The department's evolution continued with the opening of the hospital that would become the School of Medicine's primary academic teaching hospital, Saint Louis University Hospital. Firmin Desloge Hospital, as it was known at the time, opened as a state-of-the art facility for patient care in 1933, across the street from SLU's Schwitalla Hall, which was a hub of medical research and teaching.
"In celebrating our 100th anniversary, we're reflecting on our past accomplishments, our current successes and our opportunities for the future," Di Bisceglie said. "This is going to be a wonderful year."
Established in 1836, Saint Louis University School of Medicine has the distinction of awarding the first medical degree west of the Mississippi River. The school educates physicians and biomedical scientists, conducts medical research, and provides health care on a local, national and international level. Research at the school seeks new cures and treatments in five key areas: cancer, infectious disease, liver disease, aging and brain disease and heart/lung disease. The school's department of internal medicine celebrates its centennial in 2011.
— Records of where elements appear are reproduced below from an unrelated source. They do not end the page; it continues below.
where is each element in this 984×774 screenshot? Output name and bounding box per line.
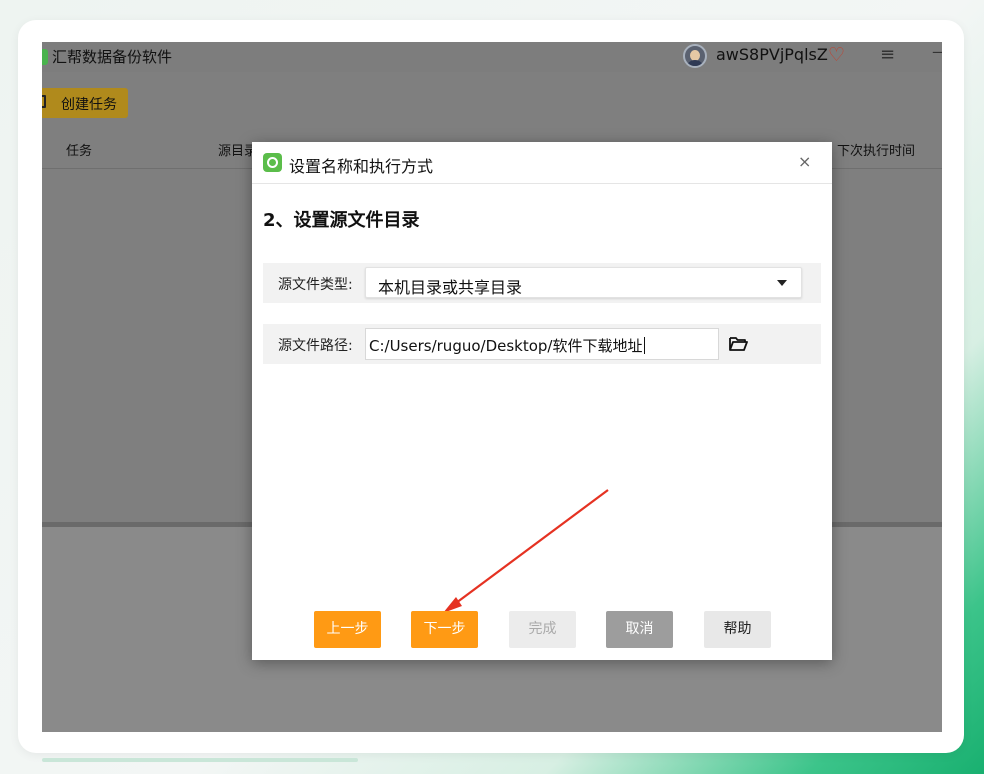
minimize-icon[interactable]: — — [932, 42, 942, 61]
avatar[interactable] — [683, 44, 707, 68]
cancel-button[interactable]: 取消 — [606, 611, 673, 648]
menu-icon[interactable]: ≡ — [880, 44, 895, 66]
title-bar: 汇帮数据备份软件 awS8PVjPqlsZ ♡ ≡ — — [42, 42, 942, 72]
column-header-next-run[interactable]: 下次执行时间 — [837, 140, 915, 159]
annotation-arrow — [443, 489, 609, 613]
prev-step-button[interactable]: 上一步 — [314, 611, 381, 648]
create-task-label: 创建任务 — [61, 97, 117, 113]
column-header-task[interactable]: 任务 — [66, 140, 92, 159]
heart-icon[interactable]: ♡ — [828, 44, 845, 66]
document-icon — [42, 95, 46, 108]
app-title: 汇帮数据备份软件 — [52, 48, 173, 66]
help-button[interactable]: 帮助 — [704, 611, 771, 648]
next-step-button[interactable]: 下一步 — [411, 611, 478, 648]
create-task-button[interactable]: 创建任务 — [42, 88, 128, 118]
app-logo-icon — [42, 49, 48, 65]
decorative-line — [42, 758, 358, 762]
username[interactable]: awS8PVjPqlsZ — [716, 45, 828, 64]
setup-dialog: 设置名称和执行方式 × 2、设置源文件目录 源文件类型: 本机目录或共享目录 源… — [252, 142, 832, 660]
finish-button[interactable]: 完成 — [509, 611, 576, 648]
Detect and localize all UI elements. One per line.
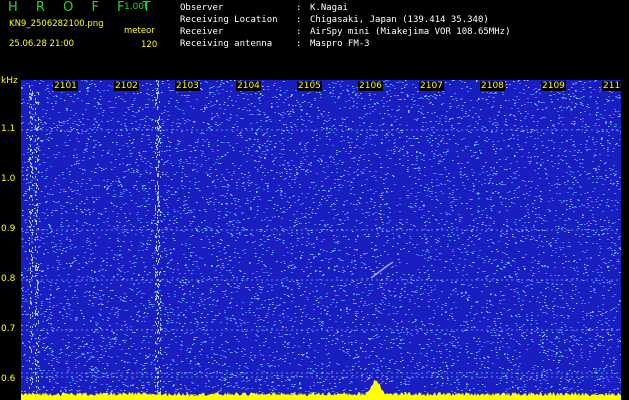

Directors/acting directors from the department of internal medicine are, from left: Paul Petruska, M.D., hematology and medical oncology; Kevin Martin, M.D., nephrology; Sharon Frey, M.D., infectious diseases; George Matuschak, M.D., pulmonary, critical care and sleep medicine; Thomas Olsen, M.D., general internal medicine; Brent Tetri, M.D., gastroenterology and hepatology; Adrian Di Bisceglie, department chair; Terry Moore, M.D., rheumatology; Michael Lim, M.D., cardiology; and Daniel Hoft, M.D., Ph.D., immunobiology. John Morley, M.D., geriatrics and endocrinology, is not pictured.